Le YPG n’a aucune revendication d’indépendance ou d’autonomie ni en Syrie ni en Irak.
À noter que le YPG ne se bat pas seul exclusivement sous bannière kurde mais dans le cadre des « forces
démocratiques syriennes » (et non pas kurdes, détail important) qui en plus des combattants kurde du YPG comptent dans ses rangs bon nombre de syriens qui dans un premier temps semblaient être à la fois anti-DAESH et anti-Assad avant de reconsidérer leur position et de suivre le YPG dans son rapprochement du pouvoir légal de Damas.

5- Les kurdes et le projet de l’OTAN pour le Proche-Orient

5-1- Les kurdes population hétérogène

Comme je l’avais précisé plus haut les kurdes ne forment pas une entité homogène ni dans le temps, ni dans l’espace ni dans leurs revendications. Il en est de même quant à leur composition religieuse : 70% de sunnites, 20 % de chiites et 10% de yézidis assimilés chrétiens (estimation).
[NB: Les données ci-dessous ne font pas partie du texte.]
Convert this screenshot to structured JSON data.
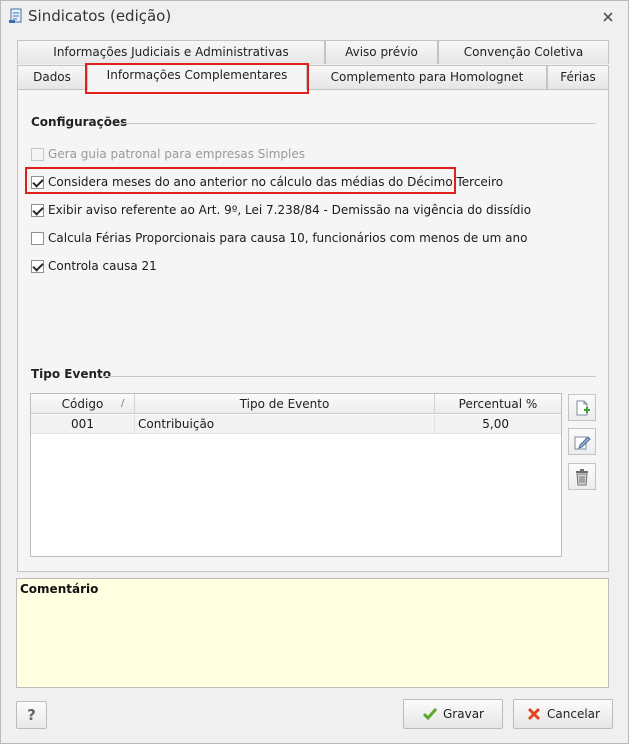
{
  "window": {
    "title": "Sindicatos (edição)"
  },
  "tabs": {
    "row_top": [
      "Informações Judiciais e Administrativas",
      "Aviso prévio",
      "Convenção Coletiva"
    ],
    "row_bottom": [
      "Dados",
      "Informações Complementares",
      "Complemento para Homolognet",
      "Férias"
    ],
    "active": "Informações Complementares"
  },
  "configuracoes": {
    "title": "Configurações",
    "options": [
      {
        "label": "Gera guia patronal para empresas Simples",
        "checked": false,
        "enabled": false
      },
      {
        "label": "Considera meses do ano anterior no cálculo das médias do Décimo Terceiro",
        "checked": true,
        "enabled": true
      },
      {
        "label": "Exibir aviso referente ao Art. 9º, Lei 7.238/84 - Demissão na vigência do dissídio",
        "checked": true,
        "enabled": true
      },
      {
        "label": "Calcula Férias Proporcionais para causa 10, funcionários com menos de um ano",
        "checked": false,
        "enabled": true
      },
      {
        "label": "Controla causa 21",
        "checked": true,
        "enabled": true
      }
    ]
  },
  "tipo_evento": {
    "title": "Tipo Evento",
    "columns": [
      "Código",
      "Tipo de Evento",
      "Percentual %"
    ],
    "sort_indicator": "/",
    "rows": [
      {
        "codigo": "001",
        "tipo": "Contribuição",
        "percentual": "5,00"
      }
    ]
  },
  "comentario": {
    "label": "Comentário"
  },
  "footer": {
    "help": "?",
    "save": "Gravar",
    "cancel": "Cancelar"
  }
}
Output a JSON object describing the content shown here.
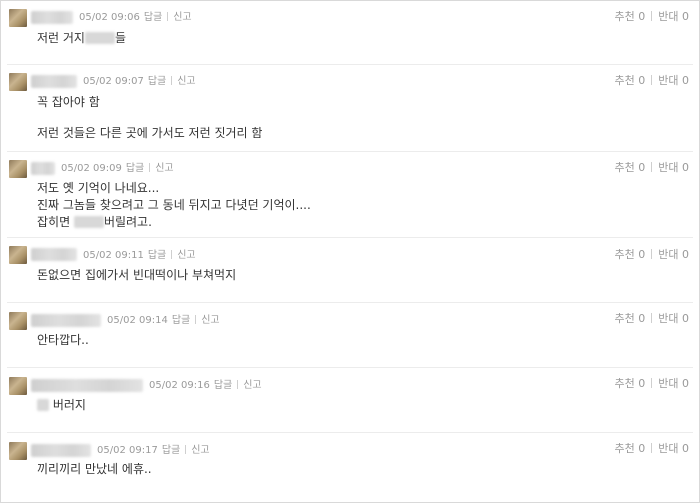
{
  "labels": {
    "reply": "답글",
    "report": "신고",
    "recommend": "추천",
    "oppose": "반대"
  },
  "comments": [
    {
      "time": "05/02 09:06",
      "recommend": "0",
      "oppose": "0",
      "lines": [
        {
          "pre": "저런 거지",
          "post": "들"
        }
      ]
    },
    {
      "time": "05/02 09:07",
      "recommend": "0",
      "oppose": "0",
      "lines": [
        {
          "text": "꼭 잡아야 함"
        },
        {
          "text": "저런 것들은 다른 곳에 가서도 저런 짓거리 함"
        }
      ]
    },
    {
      "time": "05/02 09:09",
      "recommend": "0",
      "oppose": "0",
      "lines": [
        {
          "text": "저도 옛 기억이 나네요..."
        },
        {
          "text": "진짜 그놈들 찾으려고 그 동네 뒤지고 다녓던 기억이...."
        },
        {
          "pre": "잡히면 ",
          "post": "버릴려고."
        }
      ]
    },
    {
      "time": "05/02 09:11",
      "recommend": "0",
      "oppose": "0",
      "lines": [
        {
          "text": "돈없으면 집에가서 빈대떡이나 부쳐먹지"
        }
      ]
    },
    {
      "time": "05/02 09:14",
      "recommend": "0",
      "oppose": "0",
      "lines": [
        {
          "text": "안타깝다.."
        }
      ]
    },
    {
      "time": "05/02 09:16",
      "recommend": "0",
      "oppose": "0",
      "lines": [
        {
          "post": " 버러지"
        }
      ]
    },
    {
      "time": "05/02 09:17",
      "recommend": "0",
      "oppose": "0",
      "lines": [
        {
          "text": "끼리끼리 만났네 에휴.."
        }
      ]
    }
  ]
}
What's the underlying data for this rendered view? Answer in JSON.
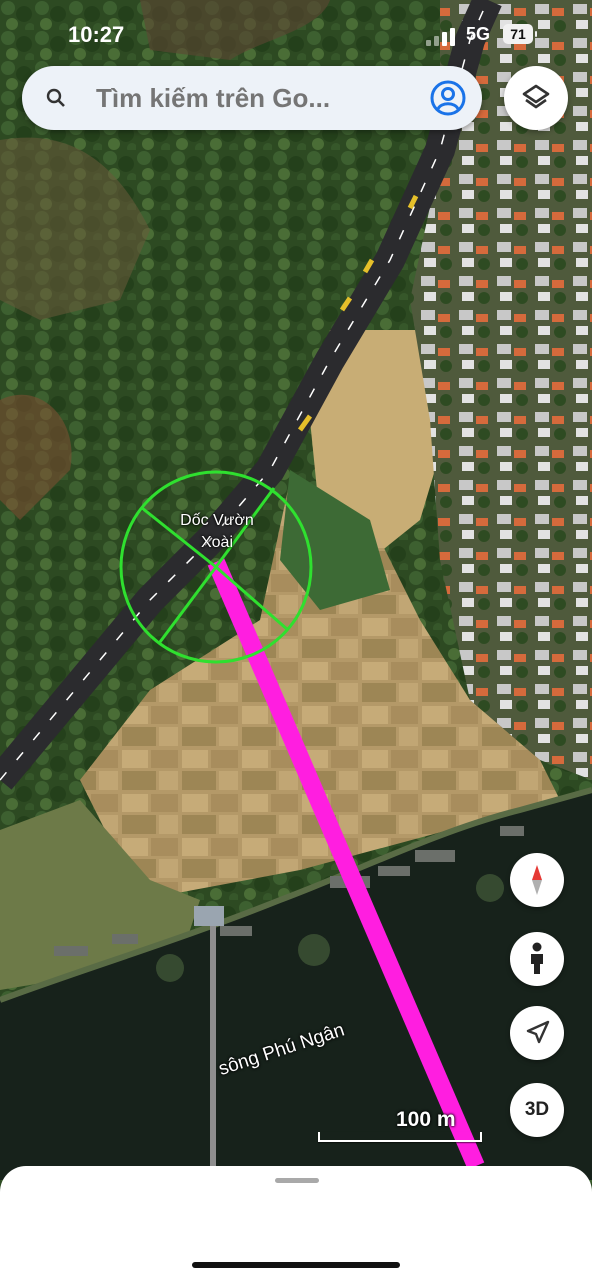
{
  "status_bar": {
    "time": "10:27",
    "network": "5G",
    "battery": "71"
  },
  "search": {
    "placeholder": "Tìm kiếm trên Go..."
  },
  "map": {
    "place_label": "Dốc Vườn\nXoài",
    "river_label": "sông Phú Ngân",
    "scale_label": "100 m"
  },
  "controls": {
    "three_d_label": "3D"
  },
  "colors": {
    "route": "#ff1ee0",
    "marker_circle": "#2fe02f",
    "accent_blue": "#1a73e8"
  },
  "icons": [
    "search-icon",
    "account-icon",
    "layers-icon",
    "compass-icon",
    "street-view-icon",
    "my-location-icon"
  ]
}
Toutefois les sunnites tiennent un rôle prépondérant sur le plan politique, car excepté le YPG syrien le PDK et le PKK, ils sont presque tous exclusivement sunnites croyants pour les premiers et laïcs de toutes confessions et athées pour les seconds qui se proclament du marxisme (ont récemment abandonné le léninisme).

De manière synthétique et rapide on peut qualifier le PDK comme indépendantiste faisant le jeu aussi bien des américains en réclamant un état kurde au nord de la Syrie et de l’Irak que celui de l’OTAN et, avec la bénédiction de la Turquie d’Erdogan, et tous les autres partis sont plus enclins à rester dans le giron légal des deux états irakien et syrien même si certains demandent une certaine autonomie assez limitée mais en Turquie et nulle part ailleurs, pour ces raisons le YPG paraît comme étant un potentiel obstacle au plan de l’OTAN au Levant.
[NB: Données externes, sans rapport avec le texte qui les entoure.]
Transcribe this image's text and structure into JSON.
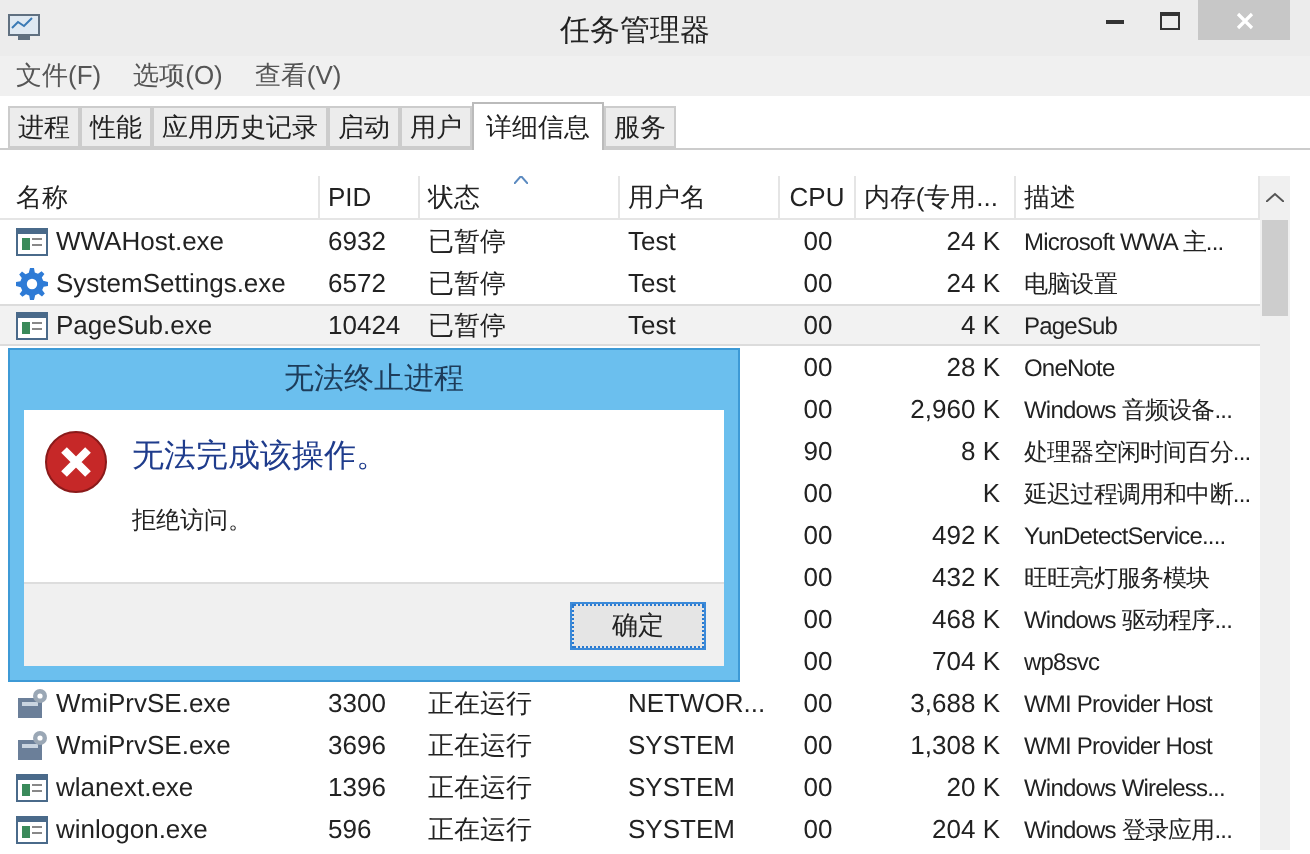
{
  "window": {
    "title": "任务管理器"
  },
  "menu": [
    "文件(F)",
    "选项(O)",
    "查看(V)"
  ],
  "tabs": [
    {
      "label": "进程",
      "selected": false
    },
    {
      "label": "性能",
      "selected": false
    },
    {
      "label": "应用历史记录",
      "selected": false
    },
    {
      "label": "启动",
      "selected": false
    },
    {
      "label": "用户",
      "selected": false
    },
    {
      "label": "详细信息",
      "selected": true
    },
    {
      "label": "服务",
      "selected": false
    }
  ],
  "table": {
    "columns": [
      "名称",
      "PID",
      "状态",
      "用户名",
      "CPU",
      "内存(专用...",
      "描述"
    ],
    "rows": [
      {
        "kind": "app",
        "name": "WWAHost.exe",
        "pid": "6932",
        "status": "已暂停",
        "user": "Test",
        "cpu": "00",
        "mem": "24 K",
        "desc": "Microsoft WWA 主...",
        "selected": false
      },
      {
        "kind": "gear",
        "name": "SystemSettings.exe",
        "pid": "6572",
        "status": "已暂停",
        "user": "Test",
        "cpu": "00",
        "mem": "24 K",
        "desc": "电脑设置",
        "selected": false
      },
      {
        "kind": "app",
        "name": "PageSub.exe",
        "pid": "10424",
        "status": "已暂停",
        "user": "Test",
        "cpu": "00",
        "mem": "4 K",
        "desc": "PageSub",
        "selected": true
      },
      {
        "cpu": "00",
        "mem": "28 K",
        "desc": "OneNote",
        "selected": false
      },
      {
        "cpu": "00",
        "mem": "2,960 K",
        "desc": "Windows 音频设备...",
        "selected": false
      },
      {
        "cpu": "90",
        "mem": "8 K",
        "desc": "处理器空闲时间百分...",
        "selected": false
      },
      {
        "cpu": "00",
        "mem": "K",
        "desc": "延迟过程调用和中断...",
        "selected": false
      },
      {
        "cpu": "00",
        "mem": "492 K",
        "desc": "YunDetectService....",
        "selected": false
      },
      {
        "cpu": "00",
        "mem": "432 K",
        "desc": "旺旺亮灯服务模块",
        "selected": false
      },
      {
        "cpu": "00",
        "mem": "468 K",
        "desc": "Windows 驱动程序...",
        "selected": false
      },
      {
        "cpu": "00",
        "mem": "704 K",
        "desc": "wp8svc",
        "selected": false
      },
      {
        "kind": "service",
        "name": "WmiPrvSE.exe",
        "pid": "3300",
        "status": "正在运行",
        "user": "NETWOR...",
        "cpu": "00",
        "mem": "3,688 K",
        "desc": "WMI Provider Host",
        "selected": false
      },
      {
        "kind": "service",
        "name": "WmiPrvSE.exe",
        "pid": "3696",
        "status": "正在运行",
        "user": "SYSTEM",
        "cpu": "00",
        "mem": "1,308 K",
        "desc": "WMI Provider Host",
        "selected": false
      },
      {
        "kind": "app",
        "name": "wlanext.exe",
        "pid": "1396",
        "status": "正在运行",
        "user": "SYSTEM",
        "cpu": "00",
        "mem": "20 K",
        "desc": "Windows Wireless...",
        "selected": false
      },
      {
        "kind": "app",
        "name": "winlogon.exe",
        "pid": "596",
        "status": "正在运行",
        "user": "SYSTEM",
        "cpu": "00",
        "mem": "204 K",
        "desc": "Windows 登录应用...",
        "selected": false
      }
    ]
  },
  "dialog": {
    "title": "无法终止进程",
    "heading": "无法完成该操作。",
    "message": "拒绝访问。",
    "button": "确定"
  }
}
Un Kurdistan indépendant au nord de l’Irak et de la Syrie n’a aucun fondement historique et encore moins légal mais serait l’achèvement tardif des accords de Sykes/Picot dont le morcellement aussi tardif pérenniserait la main mise de l’Occident sur les richesses du Proche-Orient, sauverait la monarchie saoudienne en grand danger et consoliderait l’État israélien dont la fragilité n’a jamais été aussi visible que depuis la guerre perdue contre le Hezbollah en 2006, guerre où la Syrie l’a soutenu de tout son poids aux côtés de l’Iran.
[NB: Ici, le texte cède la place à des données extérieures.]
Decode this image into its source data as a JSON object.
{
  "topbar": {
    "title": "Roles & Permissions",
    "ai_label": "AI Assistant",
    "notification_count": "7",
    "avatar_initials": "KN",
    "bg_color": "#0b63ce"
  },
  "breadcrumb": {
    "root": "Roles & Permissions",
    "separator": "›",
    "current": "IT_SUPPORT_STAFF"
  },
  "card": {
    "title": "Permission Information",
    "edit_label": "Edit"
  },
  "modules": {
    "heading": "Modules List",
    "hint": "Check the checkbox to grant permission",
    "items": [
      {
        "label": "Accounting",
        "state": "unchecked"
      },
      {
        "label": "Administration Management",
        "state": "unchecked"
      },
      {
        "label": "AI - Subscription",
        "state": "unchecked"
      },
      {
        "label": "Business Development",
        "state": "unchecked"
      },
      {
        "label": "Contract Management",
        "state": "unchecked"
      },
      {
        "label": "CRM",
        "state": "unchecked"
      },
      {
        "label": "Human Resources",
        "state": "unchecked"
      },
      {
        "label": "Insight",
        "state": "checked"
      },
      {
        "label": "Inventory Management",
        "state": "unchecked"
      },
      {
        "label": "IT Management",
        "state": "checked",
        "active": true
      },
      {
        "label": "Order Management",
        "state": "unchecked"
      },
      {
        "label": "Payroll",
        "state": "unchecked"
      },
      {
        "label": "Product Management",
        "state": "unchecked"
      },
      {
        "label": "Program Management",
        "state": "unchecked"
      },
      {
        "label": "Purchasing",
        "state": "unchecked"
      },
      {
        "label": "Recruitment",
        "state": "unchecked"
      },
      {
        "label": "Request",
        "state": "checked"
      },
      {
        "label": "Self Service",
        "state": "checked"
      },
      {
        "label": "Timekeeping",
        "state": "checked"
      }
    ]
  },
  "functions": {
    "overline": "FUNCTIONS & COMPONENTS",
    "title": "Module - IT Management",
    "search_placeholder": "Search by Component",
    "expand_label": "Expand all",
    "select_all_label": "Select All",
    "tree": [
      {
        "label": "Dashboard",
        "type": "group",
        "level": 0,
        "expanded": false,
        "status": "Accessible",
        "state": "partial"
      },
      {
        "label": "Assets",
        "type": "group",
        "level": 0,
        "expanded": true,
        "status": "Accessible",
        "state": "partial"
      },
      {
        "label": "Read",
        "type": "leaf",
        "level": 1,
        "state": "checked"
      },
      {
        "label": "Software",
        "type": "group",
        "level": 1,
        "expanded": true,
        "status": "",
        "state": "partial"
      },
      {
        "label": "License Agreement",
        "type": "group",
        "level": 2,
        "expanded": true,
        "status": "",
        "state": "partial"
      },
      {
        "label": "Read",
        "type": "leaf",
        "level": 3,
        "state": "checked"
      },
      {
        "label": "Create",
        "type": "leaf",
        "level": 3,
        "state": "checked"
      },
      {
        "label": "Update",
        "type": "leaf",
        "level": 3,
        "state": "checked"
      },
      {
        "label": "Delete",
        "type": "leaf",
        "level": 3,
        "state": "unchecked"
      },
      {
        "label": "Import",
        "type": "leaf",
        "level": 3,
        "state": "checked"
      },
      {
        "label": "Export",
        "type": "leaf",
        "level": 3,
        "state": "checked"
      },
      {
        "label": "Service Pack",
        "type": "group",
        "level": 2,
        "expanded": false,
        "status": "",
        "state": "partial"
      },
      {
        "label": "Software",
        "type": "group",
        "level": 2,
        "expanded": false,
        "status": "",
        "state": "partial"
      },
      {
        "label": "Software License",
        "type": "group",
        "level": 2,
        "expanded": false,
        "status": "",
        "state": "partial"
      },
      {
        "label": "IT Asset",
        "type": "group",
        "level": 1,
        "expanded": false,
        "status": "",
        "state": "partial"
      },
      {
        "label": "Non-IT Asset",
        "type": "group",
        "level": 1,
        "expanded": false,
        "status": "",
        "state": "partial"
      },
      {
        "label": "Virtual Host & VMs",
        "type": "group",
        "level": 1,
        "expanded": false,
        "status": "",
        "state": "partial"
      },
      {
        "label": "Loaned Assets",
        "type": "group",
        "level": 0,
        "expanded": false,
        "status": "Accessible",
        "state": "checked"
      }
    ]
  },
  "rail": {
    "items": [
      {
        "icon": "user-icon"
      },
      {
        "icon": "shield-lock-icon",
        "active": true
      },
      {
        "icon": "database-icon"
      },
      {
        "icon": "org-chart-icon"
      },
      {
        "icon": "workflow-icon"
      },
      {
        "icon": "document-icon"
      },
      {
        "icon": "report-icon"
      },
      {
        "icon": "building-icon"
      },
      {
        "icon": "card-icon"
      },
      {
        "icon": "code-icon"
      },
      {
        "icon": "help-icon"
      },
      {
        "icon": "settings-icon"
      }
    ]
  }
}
5-2- L’évolution démographique

Ce paragraphe je le considère nécessaire est important pour comprendre la suite de ce chapitre et le rôle kurde dans les guerres en Irak et en Syrie.
En 1990, soit juste avant la guerre première guerre du Golfe en 1991, la population kurde se répartissait comme suit :
20 millions en Turquie soit 25% de la population
6 millions en Iran soit 9% de la population
3,5 millions en Irak soit 10% de la population
1 million en Syrie soit 5% de la population

En 2014, soit trois ans après le début de la guerre en Syrie et un an après la proclamation du Califat de DAESH en Irak et en Syrie, la population se répartit comme suit :
14 millions en Turquie soit 18% de la population
7 millions en Iran soit 9% de la population
7,5 millions en Irak soit 19% de la population
2,5 millions en Syrie soit 12% de la population

Seule l’évolution démographique en Iran est normale si l’on tient compte de la moyenne de la mortalité et de la natalité, par contre on remarque une baisse conséquente de la population kurde en Turquie et une augmentation anormale en Syrie et en Irak où le nombre des kurdes a plus que doublé en une quinzaine d’années.